The Shareholder Political Transparency Act of 2025 would amend the Securities Exchange Act of 1934 to require publicly traded issuers to disclose political spending. The bill defines a broad set of "expenditures for political activities" (including independent expenditures, electioneering communications, and certain payments to trade associations that could be used for political purposes) and would require issuers to report these expenditures on a quarterly basis and in annual reports, with detailed disclosures such as dates, amounts, recipients, and the political office or party involved. The bill also requires public accessibility of these disclosures on the SEC’s website and through the EDGAR system, and it calls for annual oversight and reporting to Congress by the SEC and the Government Accountability Office (GAO). Notably, certain activities (like direct lobbying by the issuer’s registered lobbyists, internal shareholder communications, and administration of a separate political fund) are excluded from the reporting requirements.

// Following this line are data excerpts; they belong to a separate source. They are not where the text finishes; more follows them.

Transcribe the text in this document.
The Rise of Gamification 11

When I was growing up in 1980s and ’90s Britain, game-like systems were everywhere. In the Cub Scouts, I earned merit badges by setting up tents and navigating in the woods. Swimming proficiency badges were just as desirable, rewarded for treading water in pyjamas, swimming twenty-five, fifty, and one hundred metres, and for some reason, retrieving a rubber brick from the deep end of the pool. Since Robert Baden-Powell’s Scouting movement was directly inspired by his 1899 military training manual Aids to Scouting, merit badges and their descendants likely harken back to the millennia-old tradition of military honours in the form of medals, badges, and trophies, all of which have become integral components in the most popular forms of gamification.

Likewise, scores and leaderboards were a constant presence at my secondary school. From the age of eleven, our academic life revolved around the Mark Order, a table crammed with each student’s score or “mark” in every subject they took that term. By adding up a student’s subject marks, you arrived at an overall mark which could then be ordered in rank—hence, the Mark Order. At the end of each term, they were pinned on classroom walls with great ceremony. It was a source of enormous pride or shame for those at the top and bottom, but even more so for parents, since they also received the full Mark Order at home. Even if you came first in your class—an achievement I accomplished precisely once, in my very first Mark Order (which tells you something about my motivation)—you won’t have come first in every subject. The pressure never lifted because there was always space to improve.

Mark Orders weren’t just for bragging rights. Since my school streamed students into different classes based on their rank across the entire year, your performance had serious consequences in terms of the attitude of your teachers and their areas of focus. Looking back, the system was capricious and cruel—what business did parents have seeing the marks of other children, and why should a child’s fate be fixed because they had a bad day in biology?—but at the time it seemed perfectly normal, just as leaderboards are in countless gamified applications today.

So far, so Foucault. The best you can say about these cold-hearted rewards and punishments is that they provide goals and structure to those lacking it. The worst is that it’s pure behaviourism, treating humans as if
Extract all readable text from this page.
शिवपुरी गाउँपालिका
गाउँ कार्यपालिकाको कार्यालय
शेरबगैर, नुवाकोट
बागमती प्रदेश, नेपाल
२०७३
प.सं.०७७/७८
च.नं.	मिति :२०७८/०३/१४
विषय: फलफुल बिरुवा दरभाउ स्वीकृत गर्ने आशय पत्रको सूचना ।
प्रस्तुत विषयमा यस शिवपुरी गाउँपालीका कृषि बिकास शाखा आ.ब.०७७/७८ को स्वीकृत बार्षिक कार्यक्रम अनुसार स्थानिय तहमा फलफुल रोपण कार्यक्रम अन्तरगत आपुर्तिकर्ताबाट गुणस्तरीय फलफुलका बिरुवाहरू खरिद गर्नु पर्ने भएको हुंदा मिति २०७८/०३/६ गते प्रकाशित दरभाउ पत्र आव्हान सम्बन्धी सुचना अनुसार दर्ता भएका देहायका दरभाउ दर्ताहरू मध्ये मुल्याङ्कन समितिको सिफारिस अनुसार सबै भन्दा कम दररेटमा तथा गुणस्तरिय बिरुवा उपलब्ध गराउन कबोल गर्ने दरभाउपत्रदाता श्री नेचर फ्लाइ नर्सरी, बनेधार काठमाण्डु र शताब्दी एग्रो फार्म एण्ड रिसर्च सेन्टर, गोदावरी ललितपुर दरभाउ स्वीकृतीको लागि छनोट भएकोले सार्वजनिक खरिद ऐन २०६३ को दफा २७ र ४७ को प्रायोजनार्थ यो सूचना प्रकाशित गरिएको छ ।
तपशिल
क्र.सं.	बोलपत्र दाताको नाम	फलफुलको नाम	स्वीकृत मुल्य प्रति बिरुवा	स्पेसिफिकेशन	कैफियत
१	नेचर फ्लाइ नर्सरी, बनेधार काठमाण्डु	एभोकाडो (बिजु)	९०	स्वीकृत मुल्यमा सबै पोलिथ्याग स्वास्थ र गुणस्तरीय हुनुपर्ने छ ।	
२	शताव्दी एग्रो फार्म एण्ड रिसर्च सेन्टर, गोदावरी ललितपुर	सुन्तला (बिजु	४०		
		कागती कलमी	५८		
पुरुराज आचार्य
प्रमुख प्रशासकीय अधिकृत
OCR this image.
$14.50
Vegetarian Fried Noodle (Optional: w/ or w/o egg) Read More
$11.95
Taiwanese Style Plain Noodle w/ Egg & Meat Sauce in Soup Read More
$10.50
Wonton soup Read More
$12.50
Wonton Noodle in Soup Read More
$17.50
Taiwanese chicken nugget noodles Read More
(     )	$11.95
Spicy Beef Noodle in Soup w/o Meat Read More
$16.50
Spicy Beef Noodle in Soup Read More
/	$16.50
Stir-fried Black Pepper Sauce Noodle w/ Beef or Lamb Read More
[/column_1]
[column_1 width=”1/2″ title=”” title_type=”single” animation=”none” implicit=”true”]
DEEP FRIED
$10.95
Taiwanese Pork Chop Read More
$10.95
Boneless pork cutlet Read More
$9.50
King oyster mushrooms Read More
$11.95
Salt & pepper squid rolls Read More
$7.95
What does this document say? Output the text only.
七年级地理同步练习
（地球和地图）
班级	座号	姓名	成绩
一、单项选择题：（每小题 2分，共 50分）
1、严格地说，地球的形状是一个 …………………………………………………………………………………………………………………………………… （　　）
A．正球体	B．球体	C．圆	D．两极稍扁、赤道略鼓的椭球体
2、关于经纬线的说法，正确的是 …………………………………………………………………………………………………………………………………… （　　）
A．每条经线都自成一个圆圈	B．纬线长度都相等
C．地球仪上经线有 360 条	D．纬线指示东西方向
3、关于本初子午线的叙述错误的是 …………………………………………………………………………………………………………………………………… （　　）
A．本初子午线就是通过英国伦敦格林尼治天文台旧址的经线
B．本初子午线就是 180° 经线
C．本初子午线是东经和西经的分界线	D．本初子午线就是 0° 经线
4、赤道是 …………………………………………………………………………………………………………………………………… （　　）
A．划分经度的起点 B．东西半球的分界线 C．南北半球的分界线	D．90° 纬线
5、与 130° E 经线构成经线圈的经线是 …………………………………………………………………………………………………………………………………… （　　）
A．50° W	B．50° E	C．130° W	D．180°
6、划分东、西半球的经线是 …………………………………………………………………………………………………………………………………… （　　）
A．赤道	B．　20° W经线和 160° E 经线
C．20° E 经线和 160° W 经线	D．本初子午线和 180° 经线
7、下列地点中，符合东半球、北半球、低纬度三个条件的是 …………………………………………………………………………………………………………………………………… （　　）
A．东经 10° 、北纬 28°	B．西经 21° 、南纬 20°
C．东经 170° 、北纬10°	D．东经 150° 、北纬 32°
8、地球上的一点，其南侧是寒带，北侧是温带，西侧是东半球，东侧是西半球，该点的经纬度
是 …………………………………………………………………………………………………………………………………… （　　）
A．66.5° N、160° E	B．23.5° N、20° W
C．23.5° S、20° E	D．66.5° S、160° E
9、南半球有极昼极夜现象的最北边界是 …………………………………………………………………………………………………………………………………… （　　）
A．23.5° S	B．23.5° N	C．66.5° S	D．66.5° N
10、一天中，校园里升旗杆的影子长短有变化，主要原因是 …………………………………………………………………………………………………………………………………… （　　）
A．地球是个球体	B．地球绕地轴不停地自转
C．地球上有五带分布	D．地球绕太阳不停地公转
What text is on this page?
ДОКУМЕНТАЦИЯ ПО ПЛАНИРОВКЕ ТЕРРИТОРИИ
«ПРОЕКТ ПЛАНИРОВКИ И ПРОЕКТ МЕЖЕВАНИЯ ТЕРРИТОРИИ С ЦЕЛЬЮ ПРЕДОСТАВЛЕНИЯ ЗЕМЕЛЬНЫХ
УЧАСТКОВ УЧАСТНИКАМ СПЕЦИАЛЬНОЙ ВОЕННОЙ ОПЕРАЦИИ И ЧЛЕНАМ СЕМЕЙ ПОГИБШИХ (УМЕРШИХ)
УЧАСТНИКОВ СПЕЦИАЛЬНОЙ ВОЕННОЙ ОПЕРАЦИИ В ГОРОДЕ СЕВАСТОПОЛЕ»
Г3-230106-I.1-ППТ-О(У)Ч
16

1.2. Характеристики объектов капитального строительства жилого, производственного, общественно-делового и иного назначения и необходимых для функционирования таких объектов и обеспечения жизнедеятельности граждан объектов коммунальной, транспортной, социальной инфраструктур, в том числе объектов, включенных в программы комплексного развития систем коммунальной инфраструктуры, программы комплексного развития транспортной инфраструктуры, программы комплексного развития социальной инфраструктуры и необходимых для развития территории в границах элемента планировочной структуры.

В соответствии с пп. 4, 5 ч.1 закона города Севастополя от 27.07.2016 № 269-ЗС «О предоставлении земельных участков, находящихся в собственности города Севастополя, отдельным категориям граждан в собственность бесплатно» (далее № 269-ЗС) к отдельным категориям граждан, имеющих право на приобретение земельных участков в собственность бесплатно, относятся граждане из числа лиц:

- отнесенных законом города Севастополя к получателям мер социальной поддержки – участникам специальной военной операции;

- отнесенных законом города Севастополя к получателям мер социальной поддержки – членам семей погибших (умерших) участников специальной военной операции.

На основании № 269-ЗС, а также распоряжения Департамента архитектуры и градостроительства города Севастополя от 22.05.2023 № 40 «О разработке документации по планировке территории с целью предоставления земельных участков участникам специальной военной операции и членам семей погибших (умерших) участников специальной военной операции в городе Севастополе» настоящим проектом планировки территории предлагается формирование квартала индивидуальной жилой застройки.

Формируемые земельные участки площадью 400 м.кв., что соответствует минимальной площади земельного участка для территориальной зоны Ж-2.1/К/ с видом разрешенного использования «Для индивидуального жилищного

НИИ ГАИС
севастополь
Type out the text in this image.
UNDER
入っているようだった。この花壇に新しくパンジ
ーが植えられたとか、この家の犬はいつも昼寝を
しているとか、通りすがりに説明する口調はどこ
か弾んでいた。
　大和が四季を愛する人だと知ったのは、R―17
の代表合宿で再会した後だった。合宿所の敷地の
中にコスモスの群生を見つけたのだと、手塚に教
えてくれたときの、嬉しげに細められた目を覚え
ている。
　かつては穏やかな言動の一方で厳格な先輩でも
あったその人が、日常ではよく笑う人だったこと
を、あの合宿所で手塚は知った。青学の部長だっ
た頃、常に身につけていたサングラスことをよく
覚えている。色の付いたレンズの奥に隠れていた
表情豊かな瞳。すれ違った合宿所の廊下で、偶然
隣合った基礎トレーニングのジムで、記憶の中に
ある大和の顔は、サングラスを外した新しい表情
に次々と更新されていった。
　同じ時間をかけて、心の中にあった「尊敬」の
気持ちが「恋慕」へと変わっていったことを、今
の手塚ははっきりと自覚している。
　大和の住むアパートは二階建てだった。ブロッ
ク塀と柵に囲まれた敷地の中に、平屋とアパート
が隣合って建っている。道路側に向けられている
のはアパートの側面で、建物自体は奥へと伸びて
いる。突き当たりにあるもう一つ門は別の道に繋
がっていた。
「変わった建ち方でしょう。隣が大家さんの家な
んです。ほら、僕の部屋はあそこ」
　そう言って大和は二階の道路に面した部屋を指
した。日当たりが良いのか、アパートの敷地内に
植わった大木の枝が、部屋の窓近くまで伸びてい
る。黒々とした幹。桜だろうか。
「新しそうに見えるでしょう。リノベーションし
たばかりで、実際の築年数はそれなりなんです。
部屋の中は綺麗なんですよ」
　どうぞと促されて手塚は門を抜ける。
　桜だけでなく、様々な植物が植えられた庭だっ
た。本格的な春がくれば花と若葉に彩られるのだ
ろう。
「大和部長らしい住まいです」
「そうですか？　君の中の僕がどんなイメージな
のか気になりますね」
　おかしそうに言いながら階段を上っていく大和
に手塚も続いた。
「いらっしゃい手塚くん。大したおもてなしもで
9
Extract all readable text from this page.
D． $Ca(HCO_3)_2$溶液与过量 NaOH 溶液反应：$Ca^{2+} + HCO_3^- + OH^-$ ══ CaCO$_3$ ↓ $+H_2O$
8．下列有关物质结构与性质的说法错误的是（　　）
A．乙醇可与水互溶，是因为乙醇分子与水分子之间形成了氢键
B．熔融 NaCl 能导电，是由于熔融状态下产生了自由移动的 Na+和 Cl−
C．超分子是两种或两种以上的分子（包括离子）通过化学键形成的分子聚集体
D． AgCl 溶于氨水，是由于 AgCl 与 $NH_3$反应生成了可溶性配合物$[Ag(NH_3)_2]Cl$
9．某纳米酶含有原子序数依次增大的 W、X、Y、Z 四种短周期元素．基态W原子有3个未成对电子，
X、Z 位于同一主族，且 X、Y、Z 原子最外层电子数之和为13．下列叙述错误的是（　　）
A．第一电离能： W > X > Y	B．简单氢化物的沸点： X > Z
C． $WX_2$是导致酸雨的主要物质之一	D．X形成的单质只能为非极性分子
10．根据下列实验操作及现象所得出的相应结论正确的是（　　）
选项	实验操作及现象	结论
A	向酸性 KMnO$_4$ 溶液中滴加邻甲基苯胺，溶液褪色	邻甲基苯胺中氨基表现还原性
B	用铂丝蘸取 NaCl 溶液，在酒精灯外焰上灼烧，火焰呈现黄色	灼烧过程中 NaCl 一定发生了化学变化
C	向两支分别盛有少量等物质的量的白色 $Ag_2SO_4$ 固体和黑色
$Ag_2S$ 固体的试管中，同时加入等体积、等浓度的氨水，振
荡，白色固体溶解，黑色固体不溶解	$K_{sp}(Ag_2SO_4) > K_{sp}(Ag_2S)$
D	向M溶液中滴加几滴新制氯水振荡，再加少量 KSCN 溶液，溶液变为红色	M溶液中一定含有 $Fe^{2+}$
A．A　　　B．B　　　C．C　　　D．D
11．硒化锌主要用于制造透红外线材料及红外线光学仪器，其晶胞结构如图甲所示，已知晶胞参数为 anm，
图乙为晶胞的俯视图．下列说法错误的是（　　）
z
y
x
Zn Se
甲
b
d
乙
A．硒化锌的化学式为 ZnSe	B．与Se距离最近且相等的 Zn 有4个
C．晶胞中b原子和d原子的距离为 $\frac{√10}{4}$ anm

The act targets issuers (publicly traded companies) but excludes investment companies like mutual funds.

Key Points

  • 1New reporting regime for political expenditures: Quarterly reports within 180 days of enactment detailing each political expenditure, including date, amount, recipient, the candidate/office, and party affiliation; plus disclosure of related trade association payments.
  • 2Annual reporting requirements: Annual shareholder reports must summarize expenditures over $10,000, describe future political spending plans (when known), and disclose total anticipated expenditures for the coming year.
  • 3Public disclosure: Quarterly and annual reports must be publicly accessible on the SEC’s website and via the EDGAR system, in searchable, sortable, and downloadable formats.
  • 4Definitions and scope: Expenditure for political activities includes independent expenditures, electioneering communications, and certain trade association dues/payments that could be used for political purposes; excludes direct lobbying by the issuer’s registered lobbyists, internal communications to shareholders and executives, and administration of a separate political fund.
  • 5Oversight and accountability: The SEC must annually assess issuers’ compliance and report to Congress; the GAO will periodically evaluate the effectiveness of SEC oversight.

Impact Areas

Primary: Issuers (publicly traded companies) and their shareholders. The new disclosures give shareholders more visibility into how corporate funds are used for political purposes.Secondary: Investors and financial markets (through greater transparency and potential implications for corporate governance, investor decisions, and market perception); trade associations and political groups that receive funding from issuers; regulatory bodies (SEC and GAO) responsible for oversight and enforcement.Additional impacts: Potential increased compliance costs and administrative burden for issuers; potential influence on corporate political strategy and shareholder voting behavior; possible shifts in fundraising and lobbying dynamics due to enhanced disclosure.